Бессмертия, правда, они дать не могут и прошлое изменить тоже не в их силах, но наделить кого-либо долголетием, здоровьем, богатством, властью вполне им по плечу. К несчастью, чем больше дар, тем выше цена. Фануил рассказал о князе, которому была дарована жизнь длиной в пятьсот лет в обмен на жизни пяти сотен его подданных.

По коридору мимо камеры кто-то прошел, скорее всего – караульный, и Лайам решил, что Фануилу пора отправляться в трубу.

«Начались ночные обходы. Думаю, ждать осталось недолго. Ты готов постоять за справедливость и Дипенмур?»

«Как скажешь, мастер. Только стоять там тесно».

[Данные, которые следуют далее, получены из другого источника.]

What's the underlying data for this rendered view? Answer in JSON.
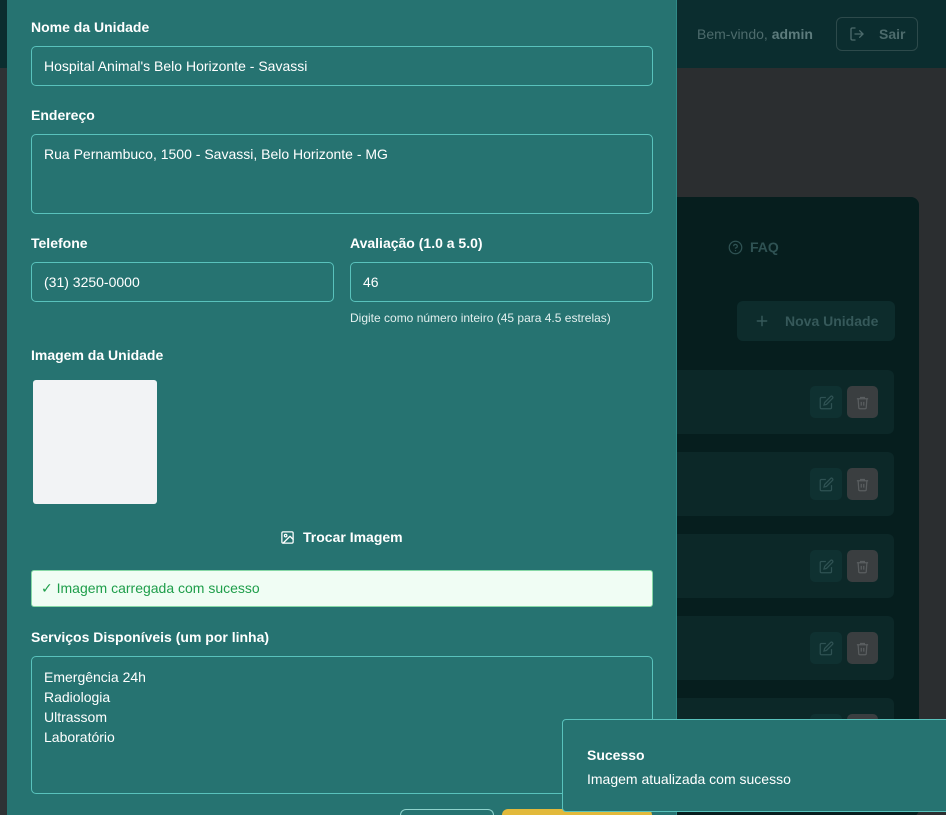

Если дракончику и не очень хотелось заныривать в водосток, он ничем этого не показал, впрочем, Лайаму никогда не удавалось судить о настроении своего любимца. Говоря по правде, он вовсе не был уверен, что у того вообще бывает какое-то настроение. Лайам взял с дракончика слово вести себя осторожно, выходить регулярно на связь и не лезть на рожон. Заверив хозяина, что он будет действовать именно так, уродец полез в дыру.

Прежде чем Лайам успел обеспокоиться, пришел первый сигнал.

«Мастер, я на месте».

«Ты уверен, что это ее камера?»

«Ведьма сидит на койке. Я вижу ее ноги».

«Дай посмотреть».

В футе от его носа болталась нога в легкой плетеной обувке. Вторую ногу ведьма, как видно, поджала. Лайам, затаив дыхание, вернулся к себе.

И вновь ожидание.

Правда, оно уже не казалось томительным. Лайам время от времени переключался на зрение Фануила. Он видел лишь ноги узницы, но и по ним можно было понять, что та не находит себе места. Аспатрия то расхаживала по камере, то стояла недвижно у двери, то присаживалась на койку. То же самое проделывал совсем недавно и Лайам, он усмехнулся – бедняжка разнервничалась. И поделом.

Он слышал, как по коридору прошел стражник. Шаги стихли, но через какое-то время зазвучали опять. Видимо, караульный дошел до тупика и повернул в обратную сторону. Лайам, дождавшись следующего обхода, припал к решетке и спросил, который теперь час. Безмолвная тень удалилась в сторону тупика. Если солдат и слышал вопрос, он предпочел пропустить его мимо ушей.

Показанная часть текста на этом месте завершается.